Pornografie des Todes

07.03.2011
Enquists Interesse gilt einem schwedischen Trauma, der Auslieferung von baltischen Militärinternierten an die Sowjetunion nach Kriegsende. Deshalb hat er einen über 40 Jahre alten Roman erneut veröffentlicht.
Der Schwede Per Olov Enquist gehört zu den besten Romanciers der Gegenwart. Romane wie "Gestürzter Engel" (1985), "Der Besuch des Leibarztes"(1999) oder "Ein anderes Leben" (2008) sind jenseits vom Klischee ein Garant skandinavischer Erfolgsliteratur.

Bereits 1968 erschien ein Buch, das bis heute wenig bekannt ist: "Legionärerna – En roman om baltutlämningen" ("Die Ausgelieferten", 1969). Zwischen 1965-68 geschrieben, fiel sein Erscheinen in eine äußerst bewegte Zeit. Der Vietnam-Krieg tobte und rief Debatten um die amerikanische Außenpolitik hervor, die deutsche Teilung war nach dem Bau der Mauer 1961 in eine neue Etappe getreten und der Prager Frühling wurde durch die Truppen des Warschauer Paktes niedergeschlagen.

Enquists Interesse gilt einem schwedischen Trauma, der sogenannten "baltutlämningen". Gemeint ist die Auslieferung von baltischen Militärinternierten zwischen November 1945 und Januar 1946 an die Sowjetunion. Als Wehrmachtsangehörige nahmen sie aktiv am Krieg teil. Da dieses Trauma auch 2010 noch virulent ist und die Frage nach einer politischen Moral stets aktuell, sah Enquist sich veranlasst, sein Buch, das er nun als "dokumentarischen Roman" bezeichnet, erneut - und gänzlich unverändert - zu veröffentlichen.

In einem der neuen Ausgabe hinzufügten "Epilog" vom Herbst 2010 erklärt er, dass es nicht nur um ein existentielles politisches Drama geht. Es ist auch ein "Entwicklungsroman über einen jungen Autor in der Mitte der entsetzlichen europäischen Geschichte". Den Leser erwartet eine komplexe Lektüre. Es gilt mindestens drei Zeitschichten freizulegen: die Auslieferung 1945/46; die Entstehung des Romans zwischen 1965-68 und die unmittelbare Gegenwart.

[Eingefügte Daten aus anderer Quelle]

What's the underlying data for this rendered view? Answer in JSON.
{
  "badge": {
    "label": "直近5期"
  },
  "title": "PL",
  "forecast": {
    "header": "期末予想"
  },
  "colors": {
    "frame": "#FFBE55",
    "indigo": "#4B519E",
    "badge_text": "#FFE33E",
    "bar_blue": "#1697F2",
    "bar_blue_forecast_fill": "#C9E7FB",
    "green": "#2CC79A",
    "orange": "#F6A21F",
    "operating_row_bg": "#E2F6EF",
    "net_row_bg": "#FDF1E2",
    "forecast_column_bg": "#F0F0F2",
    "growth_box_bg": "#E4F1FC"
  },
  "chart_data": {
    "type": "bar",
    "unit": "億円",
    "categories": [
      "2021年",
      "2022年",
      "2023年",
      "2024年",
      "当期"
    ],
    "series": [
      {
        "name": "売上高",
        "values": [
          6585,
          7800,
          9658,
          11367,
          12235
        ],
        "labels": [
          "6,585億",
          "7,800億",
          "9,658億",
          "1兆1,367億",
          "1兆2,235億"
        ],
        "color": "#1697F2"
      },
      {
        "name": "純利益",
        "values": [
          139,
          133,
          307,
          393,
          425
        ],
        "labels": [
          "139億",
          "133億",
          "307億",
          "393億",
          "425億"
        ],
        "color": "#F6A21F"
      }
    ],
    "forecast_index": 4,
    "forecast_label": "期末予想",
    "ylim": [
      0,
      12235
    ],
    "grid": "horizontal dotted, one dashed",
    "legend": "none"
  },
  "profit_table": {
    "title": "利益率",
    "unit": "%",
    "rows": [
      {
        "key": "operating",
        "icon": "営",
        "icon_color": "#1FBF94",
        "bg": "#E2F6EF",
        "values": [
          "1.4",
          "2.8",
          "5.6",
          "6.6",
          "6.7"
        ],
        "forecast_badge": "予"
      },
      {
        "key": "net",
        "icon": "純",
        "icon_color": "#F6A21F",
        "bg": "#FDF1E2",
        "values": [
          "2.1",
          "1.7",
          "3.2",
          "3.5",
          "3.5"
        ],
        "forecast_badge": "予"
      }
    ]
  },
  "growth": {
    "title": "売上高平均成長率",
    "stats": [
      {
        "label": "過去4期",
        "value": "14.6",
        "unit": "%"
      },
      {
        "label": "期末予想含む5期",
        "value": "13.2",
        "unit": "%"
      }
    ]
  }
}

Enquist will herausfinden, warum die Auslieferung der Balten von der schwedischen Regierung nicht verhindert wurde. Damit hinterfragt er auch das Selbstbild Schwedens in der Nachkriegszeit. Es ist das Bild von einem Land, das "Flüchtlinge beherbergte und Graf Bernadotte an der Spitze weißer Busse entsandte, um Häftlinge aus den Konzentrationslagern zu retten". Der Tatbestand der Auslieferung will in dieses Bild nicht passen.

Das Buch basiert auf Tagebüchern, Briefen, Fotos, geheimen Archivmaterial und auf Gesprächen, die der "Untersucher", so nennt sich der Erzähler, von 1966 bis 1968 mit Beteiligten in Schweden, Dänemark, England und Lettland führte. Was Enquists Buch so einzigartig macht, sind die schonungslosen und subtilen Reflexionen über sein eigenes Tun. Der "Untersucher" beobachtet an sich, dass er politische Herrschaftsverhältnisse nach ästhetischen Grundsätzen und dramatischen Höhepunkten aussucht und bewertet. Er fühlt sich überfordert angesichts von Bildmaterial, auf dem eine "Pornographie des Todes" dokumentiert ist. Die Recherche wird zunehmend vom Zweifel an der Glaubwürdigkeit sowohl der Dokumente als auch der eigenen Schlussfolgerungen bestimmt und der Autor schließlich selbst zum Terrain der Untersuchung.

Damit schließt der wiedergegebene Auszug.